İstanbul, Bursa, Denizli, Gaziantep, Kayseri ve Konya gibi sanayinin geliştiği illerde, küresel ekonomik krizin etkisiyle işten çıkarılan işçi sayısının 100 binin üzerinde olduğu bildirildi. Türk-İş Genel Malî Sekreteri Ergün Atalay, şöyle konuştu: “Bu daha işin başı. Yani, bu gemi böyle gitmez, gitmemeli. Bunun bedelini işverenler de öder, ülkeyi yönetenler de öder, biz zaten çalışanlar olarak bedelini ödemeye devam ediyoruz. Krizden çıkmanın yolu işçi çıkarma değil, işçi çalıştırmaktır.”
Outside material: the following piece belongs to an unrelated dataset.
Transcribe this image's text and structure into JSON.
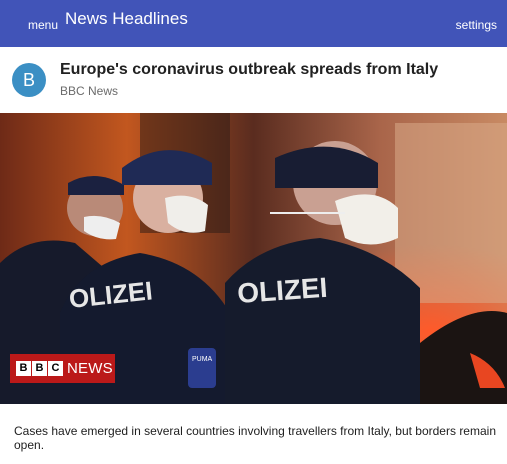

İŞÇİ, KRİZİ TELEVİZYON SEYREDER GİBİ
SEYRETMEYECEK
“Krizi ve faturasının halka yıkılmasını bir televizyon dizisi gibi seyretmeyeceğiz. Siyaseti silkeleyeceğiz” diyen DİSK Genel Sekreteri Tayfun Görgün de, İşsizlik Sigorta Fonlarının amacı dışında kullanılmamasını, kriz bahanesiyle işçi çıkarılmalarının yasaklanmasını, kredi kartı ve ferdi kredî borçlarının yeniden yapılandırılmasını, vergi sisteminin emekçilerin lehine yeniden düzenlenmesini istedi.
İşçi kriz kurbanı olmasın
İSTANBUL, Bursa, Denizli, Gaziantep, Kayseri ve Konya gibi sanayinin geliştiği illerde, küresel ekonomik krizin etkisiyle işten çıkarılan işçi sayısının 100 binin üzerinde olduğu bildirildi. Türk-İş Genel Malî Sekreteri Ergün Atalay, ABD’de finans sektöründe başlayan, giderek bütün ülkelere yayılan ve ‘’Bizi etkilemez ‘’ denilen ekonomik krizin Türkiye’de de etkisini gösterdiğini ifade ederek, krizin bedelini geçmişte olduğu gibi en çok fakirlerin, işsizlerin ve işçilerin ödediğini söyledi. Normal zamanlarda girdilerden, işçi maliyetlerinden şikâyet eden işverenlerin büyük bölümünün, krizi bahane ederek işçi çıkarmaya başladıklarını savunan Atalay, işçi çıkarmanın krizden kurtulmak için çare olmadığını, kriz döneminde işsizleştirmenin, sistem açısından bir intihar olduğunu dile getirerek, krizden ancak istihdam ve üretim arttırılarak kurtulunabileceğini vurguladı.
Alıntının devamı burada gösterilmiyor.